Quel message ou conseil pourrais-tu donner à la diaspora africaine qui vit en France ?
Je leur dirais de croire en eux et en leur potentiel. Il y a une citation de la productrice américaine Shonda Rhimes que j’aime beaucoup : “They tell you : Follow your dreams. Listen to your spirit. Change the world. Make your mark. Find your inner voice and make it sing. Embrace failure. Dream. Dream and dream big. As a matter of fact, dream and don’t stop dreaming until your dream comes true. I think that’s crap. I think a lot of people dream. And while they are busy dreaming, the really happy people, the really successful people, the really interesting, powerful, engaged people ? Are busy doing.”

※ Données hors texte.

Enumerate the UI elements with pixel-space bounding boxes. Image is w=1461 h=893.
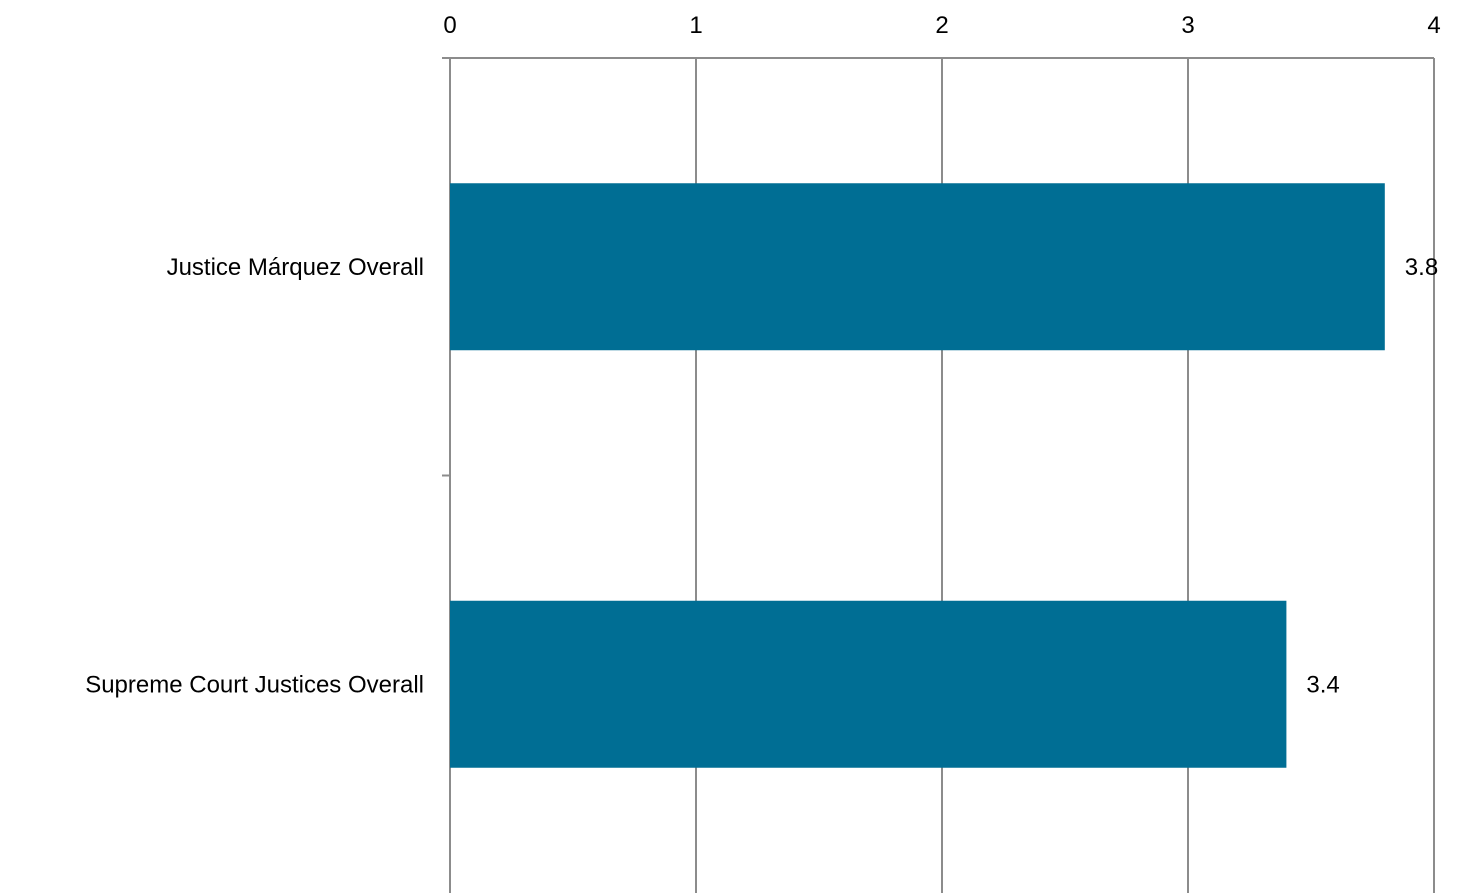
bars xyxy=(450,183,1385,768)
bar-1 xyxy=(450,183,1385,351)
category-label-2: Supreme Court Justices Overall xyxy=(85,671,424,698)
x-tick-label-2: 2 xyxy=(935,12,948,39)
category-label-1: Justice Márquez Overall xyxy=(167,254,424,281)
data-label-1: 3.8 xyxy=(1405,254,1438,281)
bar-2 xyxy=(450,600,1287,768)
axes xyxy=(442,57,1434,477)
data-label-2: 3.4 xyxy=(1306,671,1339,698)
x-tick-label-0: 0 xyxy=(443,12,456,39)
labels: 0 1 2 3 4 Justice Márquez Overall 3.8 Supreme C… xyxy=(85,12,1440,698)
x-tick-label-4: 4 xyxy=(1427,12,1440,39)
x-tick-label-3: 3 xyxy=(1181,12,1194,39)
x-tick-label-1: 1 xyxy=(689,12,702,39)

Quelles sont tes inspirations ?
Je pense que je tiens mon caractère naturellement de ma mère Léocadie Logmo Ducrot et sa soeur Lisette Moume. Je suis également inspirée par Oprah Winfrey car elle nous montre qu’on peut partir de rien et tout construire. C’est un peu ça l’histoire de mon père qui a été orphelin très tôt et qui a réussi dans la vie en étant bon élève. Je m’inspire de mes rencontres, de ceux qui m’aident à construire mes souvenirs de voyage.
Les gens me disent souvent que je suis chanceuse mais je leur réponds toujours : « Je ne suis pas plus chanceuse que toi. Je suis simplement intelligente, talentueuse, je saisis les opportunités qui s’offrent à moi et surtout je travaille dur. »
Si je te dis « Roots », cela t’évoque quoi ?
Mes origines, le Cameroun, mon Afrique. Vous savez, nos origines sont comme un rétroviseur sur une voiture, il nous faut constamment avoir l’oeil dessus, regarder derrière pour pouvoir aller sereinement de l’avant. L’origine est toujours une bonne base de départ dans la vie.